Furrukh v. Forest Hills Hospital

In an action to recover damages for medical malpractice, etc., the defendant Forest Hills Hospital appeals, as limited by its brief, from stated portions of an order of the Supreme Court, Queens County (McDonald, J.), entered November 8, 2012, which, inter alia, denied that branch of its motion which was pursuant to CPLR 3216 to dismiss the complaint for failure to prosecute.

*669Ordered that the order is reversed insofar as appealed from, on the law and in the exercise of discretion, with costs, and that branch of the motion of the defendant Forest Hills Hospital which was pursuant to CPLR 3216 to dismiss the complaint for failure to prosecute is granted.

Pursuant to Uniform Rules for Trial Courts (22 NYCRR) § 202.21, a note of issue must be accompanied by a certificate of readiness, which must state that there are no outstanding requests for discovery and the case is ready for trial (see 22 NYCRR 202.21 [a], [b]).

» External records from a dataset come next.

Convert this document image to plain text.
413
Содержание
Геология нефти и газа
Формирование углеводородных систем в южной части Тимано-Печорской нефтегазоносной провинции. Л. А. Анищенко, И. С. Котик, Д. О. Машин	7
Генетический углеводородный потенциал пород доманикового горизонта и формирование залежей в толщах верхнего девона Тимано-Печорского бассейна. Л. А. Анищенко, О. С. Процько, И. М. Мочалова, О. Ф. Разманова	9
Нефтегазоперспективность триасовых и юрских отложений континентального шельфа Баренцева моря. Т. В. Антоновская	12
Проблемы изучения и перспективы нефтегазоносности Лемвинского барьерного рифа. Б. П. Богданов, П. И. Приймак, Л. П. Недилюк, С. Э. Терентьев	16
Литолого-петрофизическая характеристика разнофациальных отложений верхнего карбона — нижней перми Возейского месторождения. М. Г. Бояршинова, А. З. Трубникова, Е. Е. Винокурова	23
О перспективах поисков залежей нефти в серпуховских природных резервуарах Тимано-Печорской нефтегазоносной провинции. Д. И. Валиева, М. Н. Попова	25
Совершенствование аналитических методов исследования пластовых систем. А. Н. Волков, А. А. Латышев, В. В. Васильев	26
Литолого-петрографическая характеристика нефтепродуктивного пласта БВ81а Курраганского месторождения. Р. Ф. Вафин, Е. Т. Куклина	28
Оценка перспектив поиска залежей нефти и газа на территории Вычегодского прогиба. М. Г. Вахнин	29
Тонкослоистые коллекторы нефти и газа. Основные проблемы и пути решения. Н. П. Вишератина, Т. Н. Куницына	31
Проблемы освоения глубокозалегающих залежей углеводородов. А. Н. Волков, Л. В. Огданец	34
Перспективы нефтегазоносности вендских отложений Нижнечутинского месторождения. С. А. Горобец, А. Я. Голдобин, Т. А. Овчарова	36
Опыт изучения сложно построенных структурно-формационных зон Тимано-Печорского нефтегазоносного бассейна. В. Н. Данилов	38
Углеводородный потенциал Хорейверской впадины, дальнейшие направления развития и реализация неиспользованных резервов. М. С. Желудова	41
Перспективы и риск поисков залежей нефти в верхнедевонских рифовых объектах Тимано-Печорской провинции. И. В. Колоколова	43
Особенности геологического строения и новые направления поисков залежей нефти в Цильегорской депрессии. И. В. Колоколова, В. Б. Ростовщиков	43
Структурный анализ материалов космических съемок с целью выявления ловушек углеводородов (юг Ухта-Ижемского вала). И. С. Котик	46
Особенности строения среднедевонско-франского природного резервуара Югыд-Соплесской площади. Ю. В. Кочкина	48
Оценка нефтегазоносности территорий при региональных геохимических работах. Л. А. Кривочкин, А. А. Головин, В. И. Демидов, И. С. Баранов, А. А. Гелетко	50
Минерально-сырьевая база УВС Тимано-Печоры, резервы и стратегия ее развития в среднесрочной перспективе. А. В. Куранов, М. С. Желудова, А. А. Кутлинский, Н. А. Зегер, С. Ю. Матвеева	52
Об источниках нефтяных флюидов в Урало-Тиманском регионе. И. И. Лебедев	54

While the filing of a note of issue within 90 days after service upon the plaintiff of a written demand to serve and file the note of issue precludes a court from dismissing the action (see CPLR 3216 [c]; Baczkowski v Collins Constr. Co., 89 NY2d 499, 503 [1997]), here, the plaintiffs’ certificate of readiness stated, inter alia, that discovery proceedings now known to be necessary were not completed, that there were outstanding requests for discovery, and that the case was not ready for trial. Since the certificate of readiness failed to materially comply with the requirements of 22 NYCRR 202.21, the filing of the note of issue was a nullity, and that branch of the appellant’s motion which was to vacate the note of issue was properly granted (see 22 NYCRR 202.21 [b], [e]; Blackwell v Long Is. Coll. Hosp., 303 AD2d 615, 616 [2003]; Garofalo v Mercy Hosp., 271 AD2d 642 [2000]).

Having received a 90-day demand pursuant to CPLR 3216, the plaintiffs were required to file a proper note of issue or move, before the default date, to vacate the 90-day demand or to extend the 90-day period pursuant to CPLR 2004 (see Cope v Barakaat, 89 AD3d 670, 671 [2011]; Gagnon v Campbell, 86 AD3d 623, 624 [2011]; Blackwell v Long Is. Coll. Hosp., 303 AD2d at 616; Spilky v TRW, Inc., 225 AD2d 539, 540 [1996]). The plaintiffs failed to timely file a proper note of issue or make a motion in response to the 90-day demand. Thus, to avoid dismissal of the complaint, the plaintiffs were required to show a justifiable excuse for the delay and a potentially meritorious cause of action (see CPLR 3216 [e]; Umeze v Fidelis Care N.Y., 17 NY3d 751 [2011]; Baczkowski v Collins Constr. Co., 89 NY2d at 504; Blackwell v Long Is. Coll. Hosp., 303 AD2d at 616; Garofalo v Mercy Hosp., 271 AD2d at 642-643). The plaintiffs failed to demonstrate a justifiable excuse for their delay and default (see Bhatti v Empire Realty Assoc., Inc., 101 AD3d 1066, 1067 [2012]; Stallone v Richard, 95 AD3d 875, 876 [2012]; Fenner v County of Nassau, 80 AD3d 555, 556 [2011]), and failed to submit an affidavit of merit from a medical expert sufficient to establish a potentially meritorious cause of action (see Mosberg *670v Elahi, 80 NY2d 941 [1992]; Reed v Friedman, 117 AD2d 661 [1986]; Vernon v Nassau County Med. Ctr., 102 AD2d 852 [1984]). Accordingly, that branch of the appellant’s motion which was pursuant to CPLR 3216 to dismiss the complaint for failure to prosecute should have been granted.

In light of our determination, we need not reach the appellant’s remaining contention. Angiolillo, J.P, Balkin, Austin and Miller, JJ., concur.